We introduce an online 2D-to-3D semantic instance mapping algorithm aimed at generating comprehensive, accurate, and efficient semantic 3D maps suitable for autonomous agents in unstructured environments. The proposed approach is based on a Voxel-TSDF representation used in recent algorithms. It introduces novel ways of integrating semantic prediction confidence during mapping, producing semantic and instance-consistent 3D regions. Further improvements are achieved by graph optimization-based semantic labeling and instance refinement. The proposed method achieves accuracy superior to the state of the art on public large-scale datasets, improving on a number of widely used metrics. We also highlight a downfall in the evaluation of recent studies: using the ground truth trajectory as input instead of a SLAM-estimated one substantially affects the accuracy, creating a large gap between the reported results and the actual performance on real-world data. The code is available: https://github.com/y9miao/ConsistentPanopticSLAM.

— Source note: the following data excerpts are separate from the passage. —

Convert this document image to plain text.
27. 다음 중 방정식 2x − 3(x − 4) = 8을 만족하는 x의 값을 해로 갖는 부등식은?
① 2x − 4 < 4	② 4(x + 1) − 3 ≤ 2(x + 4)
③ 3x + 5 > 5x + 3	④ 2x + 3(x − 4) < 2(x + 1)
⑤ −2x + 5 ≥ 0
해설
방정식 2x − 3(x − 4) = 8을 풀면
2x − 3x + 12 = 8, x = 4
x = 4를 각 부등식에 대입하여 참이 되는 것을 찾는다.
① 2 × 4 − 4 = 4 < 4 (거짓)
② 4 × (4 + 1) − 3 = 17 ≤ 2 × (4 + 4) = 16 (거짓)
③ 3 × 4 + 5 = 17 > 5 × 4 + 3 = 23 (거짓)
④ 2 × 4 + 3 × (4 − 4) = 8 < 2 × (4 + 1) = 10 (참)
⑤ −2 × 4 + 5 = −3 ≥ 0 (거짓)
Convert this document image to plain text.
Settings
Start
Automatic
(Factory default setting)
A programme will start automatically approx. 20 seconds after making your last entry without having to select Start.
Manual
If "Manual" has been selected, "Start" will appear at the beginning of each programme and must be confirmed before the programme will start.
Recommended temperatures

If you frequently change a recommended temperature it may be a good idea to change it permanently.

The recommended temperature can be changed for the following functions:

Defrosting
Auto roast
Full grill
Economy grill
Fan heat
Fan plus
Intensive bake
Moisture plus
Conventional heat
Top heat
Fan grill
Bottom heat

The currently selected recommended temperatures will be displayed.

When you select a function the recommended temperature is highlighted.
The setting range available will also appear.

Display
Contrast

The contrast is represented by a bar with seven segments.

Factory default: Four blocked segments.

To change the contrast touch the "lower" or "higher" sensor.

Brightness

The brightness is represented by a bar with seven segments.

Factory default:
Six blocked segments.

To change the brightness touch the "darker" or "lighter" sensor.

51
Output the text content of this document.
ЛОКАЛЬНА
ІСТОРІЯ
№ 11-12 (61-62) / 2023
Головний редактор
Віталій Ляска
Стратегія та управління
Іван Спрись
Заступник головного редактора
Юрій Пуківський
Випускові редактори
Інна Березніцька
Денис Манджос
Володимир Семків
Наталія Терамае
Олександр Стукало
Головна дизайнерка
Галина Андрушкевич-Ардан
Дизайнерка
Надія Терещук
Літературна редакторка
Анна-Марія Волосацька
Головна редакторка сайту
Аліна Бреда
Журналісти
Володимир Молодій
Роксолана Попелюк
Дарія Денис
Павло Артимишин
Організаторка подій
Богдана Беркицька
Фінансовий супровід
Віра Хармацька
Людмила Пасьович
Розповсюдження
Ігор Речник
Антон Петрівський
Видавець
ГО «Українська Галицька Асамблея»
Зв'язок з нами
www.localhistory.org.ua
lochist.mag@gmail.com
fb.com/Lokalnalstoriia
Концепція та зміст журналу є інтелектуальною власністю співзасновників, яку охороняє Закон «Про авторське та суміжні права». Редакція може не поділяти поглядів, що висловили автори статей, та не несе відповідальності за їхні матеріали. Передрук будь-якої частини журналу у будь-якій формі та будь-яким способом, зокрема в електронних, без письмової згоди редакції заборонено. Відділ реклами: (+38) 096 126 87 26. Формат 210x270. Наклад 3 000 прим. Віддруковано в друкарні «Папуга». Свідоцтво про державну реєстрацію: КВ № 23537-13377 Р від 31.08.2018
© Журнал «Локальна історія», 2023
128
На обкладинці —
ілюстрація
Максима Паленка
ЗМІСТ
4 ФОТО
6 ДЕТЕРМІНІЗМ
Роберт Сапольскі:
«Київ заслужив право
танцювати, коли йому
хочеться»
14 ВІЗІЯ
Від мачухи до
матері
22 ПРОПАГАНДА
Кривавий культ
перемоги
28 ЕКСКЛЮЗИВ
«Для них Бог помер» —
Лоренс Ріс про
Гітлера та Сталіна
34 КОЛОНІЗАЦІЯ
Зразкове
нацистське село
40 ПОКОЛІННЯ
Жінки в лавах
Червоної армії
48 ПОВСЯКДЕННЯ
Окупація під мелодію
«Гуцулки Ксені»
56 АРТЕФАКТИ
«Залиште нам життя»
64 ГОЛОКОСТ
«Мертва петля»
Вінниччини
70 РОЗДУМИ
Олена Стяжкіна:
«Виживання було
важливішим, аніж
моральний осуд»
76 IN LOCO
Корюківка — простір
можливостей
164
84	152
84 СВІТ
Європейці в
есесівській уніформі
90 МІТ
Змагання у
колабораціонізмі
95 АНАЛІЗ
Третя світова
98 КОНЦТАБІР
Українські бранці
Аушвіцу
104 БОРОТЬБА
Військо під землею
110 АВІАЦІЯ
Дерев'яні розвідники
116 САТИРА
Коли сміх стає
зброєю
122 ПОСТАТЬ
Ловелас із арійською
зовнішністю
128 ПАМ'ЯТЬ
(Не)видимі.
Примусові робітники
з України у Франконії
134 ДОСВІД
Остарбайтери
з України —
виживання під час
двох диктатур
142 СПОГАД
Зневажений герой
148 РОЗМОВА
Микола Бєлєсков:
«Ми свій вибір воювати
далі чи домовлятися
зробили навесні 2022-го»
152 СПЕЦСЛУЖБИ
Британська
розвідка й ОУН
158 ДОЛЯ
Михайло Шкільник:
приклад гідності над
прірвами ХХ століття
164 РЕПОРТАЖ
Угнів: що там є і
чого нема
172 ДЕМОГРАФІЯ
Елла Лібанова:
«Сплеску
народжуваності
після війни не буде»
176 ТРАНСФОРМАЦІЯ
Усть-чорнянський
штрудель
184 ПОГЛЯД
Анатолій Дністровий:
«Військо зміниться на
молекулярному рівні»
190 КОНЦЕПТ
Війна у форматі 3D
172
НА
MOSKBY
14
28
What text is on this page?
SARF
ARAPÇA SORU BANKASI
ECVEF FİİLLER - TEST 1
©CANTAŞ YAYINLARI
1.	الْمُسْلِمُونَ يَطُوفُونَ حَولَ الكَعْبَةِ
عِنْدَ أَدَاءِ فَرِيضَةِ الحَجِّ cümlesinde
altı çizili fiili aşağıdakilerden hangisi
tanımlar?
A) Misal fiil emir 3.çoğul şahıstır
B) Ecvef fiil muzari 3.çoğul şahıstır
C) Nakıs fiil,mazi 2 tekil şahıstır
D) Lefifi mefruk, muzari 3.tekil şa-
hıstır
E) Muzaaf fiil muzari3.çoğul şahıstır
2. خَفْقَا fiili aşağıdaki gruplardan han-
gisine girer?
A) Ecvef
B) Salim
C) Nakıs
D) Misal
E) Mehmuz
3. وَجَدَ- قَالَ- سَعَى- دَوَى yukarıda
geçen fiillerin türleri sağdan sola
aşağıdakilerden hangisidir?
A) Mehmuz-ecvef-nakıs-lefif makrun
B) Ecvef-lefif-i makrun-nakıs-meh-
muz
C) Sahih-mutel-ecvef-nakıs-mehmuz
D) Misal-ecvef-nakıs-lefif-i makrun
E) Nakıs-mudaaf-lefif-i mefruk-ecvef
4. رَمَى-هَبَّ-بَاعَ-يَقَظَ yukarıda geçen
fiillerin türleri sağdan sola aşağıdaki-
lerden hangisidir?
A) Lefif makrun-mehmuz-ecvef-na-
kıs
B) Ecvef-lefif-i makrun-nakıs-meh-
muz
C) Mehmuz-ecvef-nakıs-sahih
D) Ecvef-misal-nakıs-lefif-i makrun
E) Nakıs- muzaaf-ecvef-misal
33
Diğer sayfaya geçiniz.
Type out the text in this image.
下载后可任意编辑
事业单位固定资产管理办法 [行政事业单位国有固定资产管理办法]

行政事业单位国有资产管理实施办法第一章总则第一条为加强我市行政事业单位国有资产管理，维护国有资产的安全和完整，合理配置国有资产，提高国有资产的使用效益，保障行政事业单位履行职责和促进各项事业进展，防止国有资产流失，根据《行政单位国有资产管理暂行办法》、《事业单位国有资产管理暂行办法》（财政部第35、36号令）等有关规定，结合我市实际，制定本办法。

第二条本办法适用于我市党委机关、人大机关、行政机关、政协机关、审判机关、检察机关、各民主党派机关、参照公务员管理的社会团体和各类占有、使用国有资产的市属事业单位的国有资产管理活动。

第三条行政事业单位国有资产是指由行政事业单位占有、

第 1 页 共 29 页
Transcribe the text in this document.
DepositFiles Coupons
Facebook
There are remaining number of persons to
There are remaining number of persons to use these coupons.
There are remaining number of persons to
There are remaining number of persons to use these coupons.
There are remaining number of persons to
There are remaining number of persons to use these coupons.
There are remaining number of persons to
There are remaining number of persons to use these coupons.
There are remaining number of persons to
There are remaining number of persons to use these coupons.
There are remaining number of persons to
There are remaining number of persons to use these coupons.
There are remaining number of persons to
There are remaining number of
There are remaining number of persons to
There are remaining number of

ICRA Conference 2023 Conference Paper

Learning-based Relational Object Matching Across Views

  • Cathrin Elich
  • Iro Armeni
  • Martin R. Oswald
  • Marc Pollefeys
  • Jörg Stückler

Intelligent robots require object-level scene understanding to reason about possible tasks and interactions with the environment. Moreover, many perception tasks such as scene reconstruction, image retrieval, or place recognition can benefit from reasoning on the level of objects. While keypoint-based matching can yield strong results for finding correspondences for images with small to medium view point changes, for large view point changes, matching semantically on the object-level becomes advantageous. In this paper, we propose a learning-based approach which combines local keypoints with novel object-level features for matching object detections between RGB images. We train our object-level matching features based on appearance and inter-frame and cross-frame spatial relations between objects in an associative graph neural network. We demonstrate our approach in a large variety of views on realistically rendered synthetic images. Our approach compares favorably to previous state-of-the-art object-level matching approaches and achieves improved performance over a pure keypoint-based approach for large view-point changes.